Ma, forse posso testimoniare qualcosa di come si siano venuti stabilendo i presupposti, gli antecedenti di questa lotta straordinaria dei lavoratori italiani, a cui pure l'Istituto che presiedo, insieme alle tre confederazioni sindacali, ha voluto dedicare l'anno scorso un importante convegno, di cui è stata già fatta menzione, che riguarda proprio la partecipazione alla Resistenza dei lavoratori italiani, e particolarmente di quelli di tutto il triangolo industriale. E allora veniamo a che cosa io posso testimoniare davvero e poi veniamo rapidamente a che cosa io posso dire grazie alla ricostruzione storica che in tutti questi anni ho potuto compiere acquisendo notizie e sviluppando approfondimenti.

Nel farlo io voglio affermare qui un punto: sì è vero, è importante la memoria, ma è importante che questa memoria venga poi rielaborata e confrontata con quelle che sono le acquisizioni delle indagini storiche. Ciascuno di noi ha certamente infatti vissuto un pezzo di quella tragedia epocale che fu la seconda guerra mondiale, un pezzo della Resistenza nel vari aspetti che la Resistenza ha assunto; ma per avere un quadro complessivo occorre tracciare una storia intera della Resistenza con tutte le sue componenti, i suoi antecedenti, il suo svolgimento, le sue conseguenze, la sua eredità. E io credo che siamo oggi in una fase, in questo sessantesimo anniversario della liberazione, in cui è soprattutto sull'eredità della Resistenza che noi dobbiamo soffermarci.

Allora io ero, e andiamo al 1943, un giovane ufficiale di marina in servizio presso la Capitaneria di porto di Imperia, nell'estremo ponente ligure, e ricordo il modo in cui appresi dell'armistizio che, alle 18,30 dell'8 settembre 1943, il governo regio dell'Italia aveva raggiunto con gli alleati e la cui notizia fu oggetto di un comunicato congiunto del maresciallo Badoglio, nuovo capo di governo nominato dal re dopo l'implosione del fascismo il 25 luglio precedente, e del generale Alexander, comandante delle truppe alleate, che appunto comunicava l'armistizio dell'Italia a tutto il mondo. Arrivavo quel giorno in treno, da Genova a Imperia; la linea ferroviaria era ancora del tutto funzionante, e proprio poco prima che il treno arrivasse alla mia destinazione, sentii prima in una stazione in cui ci soffermammo qualche minuto e poi nella stazione di arrivo a Imperia, la notizia del comunicato che annunciava l'armistizio. Io dovevo prendere servizio immediatamente e pertanto mi recai in Capitaneria e mi dedicai al mio lavoro che, per tutta la notte, era quello del mio abituale servizio dei cifrari segreti della marina, essendo il nostro compito appunto quello di decriptare messaggi segreti e trasmetterli alla flotta, alle navi da guerra e alle batterie costiere.

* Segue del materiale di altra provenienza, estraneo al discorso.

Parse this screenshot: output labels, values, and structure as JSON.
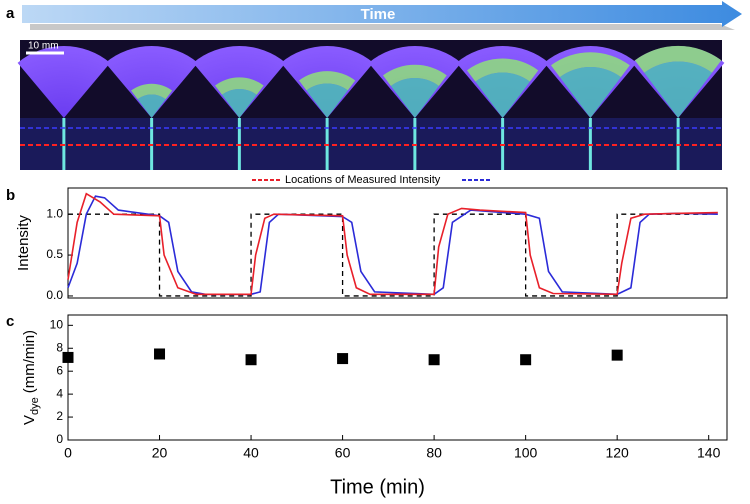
{
  "header": {
    "panel_labels": [
      "a",
      "b",
      "c"
    ],
    "arrow_label": "Time",
    "scale_bar": "10 mm",
    "legend_text": "Locations of Measured Intensity"
  },
  "chart_data": [
    {
      "type": "line",
      "ylabel": "Intensity",
      "xlim": [
        0,
        144
      ],
      "ylim": [
        -0.025,
        1.32
      ],
      "yticks": [
        {
          "value": 0,
          "label": "0.0"
        },
        0.5,
        {
          "value": 1,
          "label": "1.0"
        }
      ],
      "series": [
        {
          "color": "#000000",
          "style": "dashed",
          "x": [
            0,
            20,
            20,
            40,
            40,
            60,
            60,
            80,
            80,
            100,
            100,
            120,
            120,
            140
          ],
          "values": [
            1,
            1,
            0,
            0,
            1,
            1,
            0,
            0,
            1,
            1,
            0,
            0,
            1,
            1
          ]
        },
        {
          "color": "#2b2bd8",
          "style": "solid",
          "x": [
            0,
            2,
            4,
            6,
            8,
            11,
            20,
            22,
            24,
            27,
            30,
            40,
            42,
            44,
            46,
            60,
            62,
            64,
            67,
            80,
            82,
            84,
            88,
            100,
            103,
            105,
            108,
            120,
            123,
            125,
            127,
            134,
            142
          ],
          "values": [
            0.1,
            0.4,
            1.0,
            1.22,
            1.2,
            1.05,
            0.98,
            0.9,
            0.3,
            0.05,
            0.02,
            0.02,
            0.05,
            0.9,
            1.0,
            0.97,
            0.9,
            0.3,
            0.05,
            0.02,
            0.1,
            0.9,
            1.05,
            1.0,
            0.95,
            0.3,
            0.05,
            0.02,
            0.1,
            0.9,
            1.0,
            1.01,
            1.0
          ]
        },
        {
          "color": "#e8202a",
          "style": "solid",
          "x": [
            0,
            2,
            4,
            7,
            10,
            20,
            21,
            24,
            28,
            40,
            41,
            43,
            45,
            60,
            61,
            63,
            66,
            80,
            81,
            83,
            86,
            90,
            100,
            101,
            103,
            106,
            120,
            121,
            123,
            126,
            134,
            142
          ],
          "values": [
            0.2,
            0.9,
            1.25,
            1.15,
            1.0,
            0.98,
            0.5,
            0.1,
            0.02,
            0.02,
            0.5,
            0.95,
            1.0,
            0.98,
            0.5,
            0.1,
            0.02,
            0.02,
            0.6,
            1.0,
            1.07,
            1.05,
            1.02,
            0.5,
            0.1,
            0.03,
            0.02,
            0.4,
            0.95,
            1.0,
            1.01,
            1.02
          ]
        }
      ]
    },
    {
      "type": "scatter",
      "ylabel": [
        "V",
        "dye",
        "(mm/min)"
      ],
      "xlabel": "Time (min)",
      "xlim": [
        0,
        144
      ],
      "ylim": [
        0,
        10.9
      ],
      "xticks": [
        0,
        20,
        40,
        60,
        80,
        100,
        120,
        140
      ],
      "yticks": [
        0,
        2,
        4,
        6,
        8,
        10
      ],
      "color": "#000000",
      "marker": "square",
      "x": [
        0,
        20,
        40,
        60,
        80,
        100,
        120
      ],
      "values": [
        7.2,
        7.5,
        7.0,
        7.1,
        7.0,
        7.0,
        7.4
      ]
    }
  ]
}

Durante quella mia notte nella Capitaneria di Imperia, che non dimenticherò mai, io per telefono militare seguii minuto per minuto, con momenti di altissima drammaticità, l'occupazione che i tedeschi stavano facendo del Comando marina e della Capitaneria di porto di Genova. A Imperia non erano ancora arrivati, ma qui a Genova era già in corso l'occupazione, il che rese immediatamente evidente che cosa avrebbe significato l'armistizio per l'Italia, malgrado l'esultanza di grandi parti del nostro popolo e anche di molti soldati che si trovavano all' estero e in Italia, per il fatto che si approdava finalmente alla fine della guerra.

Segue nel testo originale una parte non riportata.